One of my colleagues told me they were planning a session on question design for students who had opted to create eLearning materials as part of their course. As we were looking at assessment and feedback on #octel this week, I asked them if they could send me their session.
Roberta was kind enough to record a quick video going over her session, explaining both what good question design involves and how she planned to deliver the session to the students.
Roberta Perli – Question Design
This week for #octel we need to”list and critique up to three different assessment approaches available on Technology Enhanced Learning courses”
The 3 I am going to use are
- Online tests with automatic feedback
- Online Essay submission with online marking
- Online peer assessment
Online tests with automatic feedback – done right these can be very useful, make sure students get the feedback as soon as possible. I talked a lot about these in my last post so I wont go into more detail here. One thing I missed was the importance of designing your questions well – I hope to feature a guest post from my teams assessment expert which covers how to design questions (post should appear by the end of the week). Also as the technology gets better the feedback can become more detailed and personalised (see this post about the automatic generation of personalized reporting)
Online Essay submission with online marking – at the really simple level if you stick to the same form as you would with paper (ie a student submits an essay, you write comments on it) then online has 2 advantages,
- Its more convenient for students to submit, they can “hand it in” from anywhere with an internet connection rather than physically going to an office
- Students (and staff) can look back at earlier essays done by the student and see feedback etc rather than searching through old paperwork for previous essays and feeback
However there are a number of advantages to online marking, if you use technology to be creative, this old case study from my departments website shows how use of audio and video feedback helps students.
Online Peer Assessment – you can do this offline but the paper shuffling is problematic and it can take much longer as students will have to physically hand over work.
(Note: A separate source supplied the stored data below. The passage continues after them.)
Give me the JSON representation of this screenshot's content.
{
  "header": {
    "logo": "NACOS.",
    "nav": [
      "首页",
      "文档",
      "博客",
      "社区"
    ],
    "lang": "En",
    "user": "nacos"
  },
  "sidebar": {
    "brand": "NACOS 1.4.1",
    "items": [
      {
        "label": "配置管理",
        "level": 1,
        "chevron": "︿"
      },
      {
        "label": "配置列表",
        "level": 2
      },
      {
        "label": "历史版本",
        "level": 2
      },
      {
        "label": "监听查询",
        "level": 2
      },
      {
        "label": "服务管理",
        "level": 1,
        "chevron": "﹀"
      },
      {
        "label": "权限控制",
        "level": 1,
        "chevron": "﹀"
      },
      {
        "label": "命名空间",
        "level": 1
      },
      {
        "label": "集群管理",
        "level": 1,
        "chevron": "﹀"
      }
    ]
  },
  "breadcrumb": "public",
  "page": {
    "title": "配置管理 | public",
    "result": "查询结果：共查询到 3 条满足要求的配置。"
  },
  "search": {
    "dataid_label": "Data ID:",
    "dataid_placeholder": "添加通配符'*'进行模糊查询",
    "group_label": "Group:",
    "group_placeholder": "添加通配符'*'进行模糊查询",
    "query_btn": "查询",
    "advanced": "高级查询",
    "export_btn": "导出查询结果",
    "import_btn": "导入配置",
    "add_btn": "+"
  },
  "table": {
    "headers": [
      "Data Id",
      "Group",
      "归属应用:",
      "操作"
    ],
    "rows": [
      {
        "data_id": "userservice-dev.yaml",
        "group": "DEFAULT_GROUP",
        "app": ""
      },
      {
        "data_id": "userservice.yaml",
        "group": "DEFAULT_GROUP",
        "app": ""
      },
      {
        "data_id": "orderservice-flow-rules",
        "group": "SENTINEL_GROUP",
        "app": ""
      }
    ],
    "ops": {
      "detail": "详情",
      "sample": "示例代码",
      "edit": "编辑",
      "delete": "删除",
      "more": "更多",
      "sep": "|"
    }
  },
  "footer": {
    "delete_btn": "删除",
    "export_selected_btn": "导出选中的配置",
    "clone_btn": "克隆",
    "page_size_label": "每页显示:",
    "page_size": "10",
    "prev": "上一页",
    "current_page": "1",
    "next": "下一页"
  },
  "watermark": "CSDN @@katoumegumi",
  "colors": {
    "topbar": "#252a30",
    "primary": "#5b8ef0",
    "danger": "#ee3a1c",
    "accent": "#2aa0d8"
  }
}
You do need to be careful online as well because having some students not do the inital essay can have repercussions further along the process. However it will ensure the students engage with the learning process giving them multiple passes over the material
- First pass – Writing the essay
- Second pass – reading the rubric/marking scheme the lecturer provides
- Third to Fifth pass – reading, considering and marking other students work (I like to ask them to mark 3 essays)
- Sixth pass – reading marks and comments from other students
- Seventh pass – reading what the lecturer thinks of the marking they did
- Eighth pass – reading the final marks of the lecturer on their work
This compares very well with the 2 passes done in a traditional “write essay/get marks” assessment.
So what about the smart pig? Well its a reference to the quote “Weighing a pig doesn’t make it heavier” which is often trotted out when someone wants to criticise testing and say it doesn’t help learning.
Now it is true that a lot of students get tested to within an inch of their lives, and sometimes it seems that the test are simply so that someone can make league tables of schools, check the teacher is doing their job etc. I will avoid going off into a rant about this and instead simply say – when you are testing your students, make sure they are learning from the experience, not just doing a test to get a mark.